Does the 22nd Amendment prevent a president who served two terms from succeeding to the presidency via vice presidency?
Executive summary
The Twenty‑Second Amendment bars anyone from being elected President more than twice but does not unambiguously say that a twice‑elected former president cannot later serve as President by succession after being Vice‑President; leading scholars, the Library of Congress’s Constitution Annotated, and prominent law reviews describe the question as an unresolved constitutional puzzle requiring interpretation of the Twenty‑Second together with the Twelfth and Twenty‑Fifth Amendments and the Presidential Succession Act [1] [2] [3].
1. The textual tension: “elected” versus “ineligible”
The core textual conflict is simple and consequential: the Twenty‑Second Amendment prevents “No person shall be elected to the office of the President more than twice,” which expressly regulates election, whereas the Twelfth Amendment bars “no person constitutionally ineligible to the office of President” from being Vice‑President — leaving open the question whether being barred from election equates to being constitutionally ineligible to hold the office at all [1] [2] [4].
2. How succession would work under the existing constitutional scheme
If a Vice‑President becomes President by death, resignation, or removal of the President, the Twenty‑Fifth Amendment says the Vice‑President “shall become President,” a clear succession rule that has been applied in practice (Ford succeeding Nixon) and codified by Congress’s succession statutes [3] [5] [6].
3. Scholarly fault lines: loophole or contradiction?

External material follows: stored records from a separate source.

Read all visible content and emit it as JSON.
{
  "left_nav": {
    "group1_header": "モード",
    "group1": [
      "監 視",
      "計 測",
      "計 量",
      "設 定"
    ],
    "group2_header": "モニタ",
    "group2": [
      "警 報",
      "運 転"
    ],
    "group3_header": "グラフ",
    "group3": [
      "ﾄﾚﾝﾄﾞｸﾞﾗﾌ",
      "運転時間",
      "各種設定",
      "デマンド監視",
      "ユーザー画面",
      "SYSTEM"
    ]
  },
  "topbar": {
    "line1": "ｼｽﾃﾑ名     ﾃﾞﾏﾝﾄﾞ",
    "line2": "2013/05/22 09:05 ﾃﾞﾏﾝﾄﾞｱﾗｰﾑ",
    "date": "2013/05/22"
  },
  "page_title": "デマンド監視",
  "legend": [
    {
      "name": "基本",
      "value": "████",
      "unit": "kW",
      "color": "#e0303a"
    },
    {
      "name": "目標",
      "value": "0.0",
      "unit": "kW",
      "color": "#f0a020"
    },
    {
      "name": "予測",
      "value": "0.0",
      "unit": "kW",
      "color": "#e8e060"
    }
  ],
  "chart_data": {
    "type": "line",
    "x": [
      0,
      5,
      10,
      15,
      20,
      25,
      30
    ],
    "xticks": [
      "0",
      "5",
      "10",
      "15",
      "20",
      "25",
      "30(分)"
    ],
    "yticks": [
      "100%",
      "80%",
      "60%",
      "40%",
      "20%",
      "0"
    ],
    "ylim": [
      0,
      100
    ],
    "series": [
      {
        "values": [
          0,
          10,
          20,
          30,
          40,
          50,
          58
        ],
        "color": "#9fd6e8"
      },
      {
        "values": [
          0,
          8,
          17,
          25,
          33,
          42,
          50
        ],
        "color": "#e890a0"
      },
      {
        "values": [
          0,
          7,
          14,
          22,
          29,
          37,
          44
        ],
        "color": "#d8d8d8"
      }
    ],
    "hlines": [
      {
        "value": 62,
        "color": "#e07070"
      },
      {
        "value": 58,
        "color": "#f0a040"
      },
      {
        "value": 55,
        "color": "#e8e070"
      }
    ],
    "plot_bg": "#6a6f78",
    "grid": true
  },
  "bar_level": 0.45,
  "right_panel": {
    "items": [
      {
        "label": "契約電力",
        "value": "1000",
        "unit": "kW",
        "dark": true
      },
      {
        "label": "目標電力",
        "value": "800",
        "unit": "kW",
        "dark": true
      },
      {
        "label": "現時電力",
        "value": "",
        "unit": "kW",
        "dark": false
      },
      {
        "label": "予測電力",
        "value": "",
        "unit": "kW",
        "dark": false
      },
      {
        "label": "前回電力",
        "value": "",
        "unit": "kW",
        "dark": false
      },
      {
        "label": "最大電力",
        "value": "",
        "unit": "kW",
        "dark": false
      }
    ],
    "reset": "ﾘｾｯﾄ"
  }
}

Legal scholars are split: some argue the Twenty‑Second’s election‑focused phrasing leaves a “loophole” allowing a twice‑elected former President to be elected Vice‑President and then ascend if the President’s office becomes vacant, pointing to historical practice distinguishing election from succession and to textual readings of the Twelfth as not necessarily importing the Twenty‑Second’s election bar into ineligibility [7] [8] [9]. Others counter that the Twelfth’s ineligibility provision, read with the Twenty‑Second’s policy purpose, supports a narrower construction that would prevent any two‑term President from later occupying the presidency by any route — and the authoritative Constitution Annotated flags the ambiguity without resolving it [10] [2] [4].
4. Practical and institutional checks beyond pure text
Even if a candidate tried this route, political and institutional constraints would be consequential: Congress controls the Electoral College’s procedural rules, the House and Senate certify results and could litigate Electoral College disputes, and courts would almost certainly be asked to resolve the constitutional question if a two‑term ex‑President were elected Vice‑President and moved to assume the presidency — precisely because the matter has never been tested in practice and would raise high‑stakes separation‑of‑powers and democratic‑legitimacy questions [4] [10].
5. What the disagreement means in plain terms
The bottom line is that the Twenty‑Second Amendment does not on its face categorically state that a twice‑elected President may never again “be President” by succession; constitutional commentators therefore call the issue unsettled, and resolution would likely require judicial adjudication or legislative clarification because precedent is lacking and the relevant amendments were drafted to address different contingencies [1] [2] [9].
6. Stakes, motives and who benefits from ambiguity
Public debate over this interstitial question has political overtones — partisan actors may emphasize either the “loophole” or the “ban” depending on the identity of the two‑term ex‑President in question — and the scholarly literature (Minnesota Law Review, Georgetown, law professors cited by the Constitution Center and Library of Congress) illustrates that the ambiguity invites strategic argumentation rather than steady doctrinal consensus [11] [12] [8].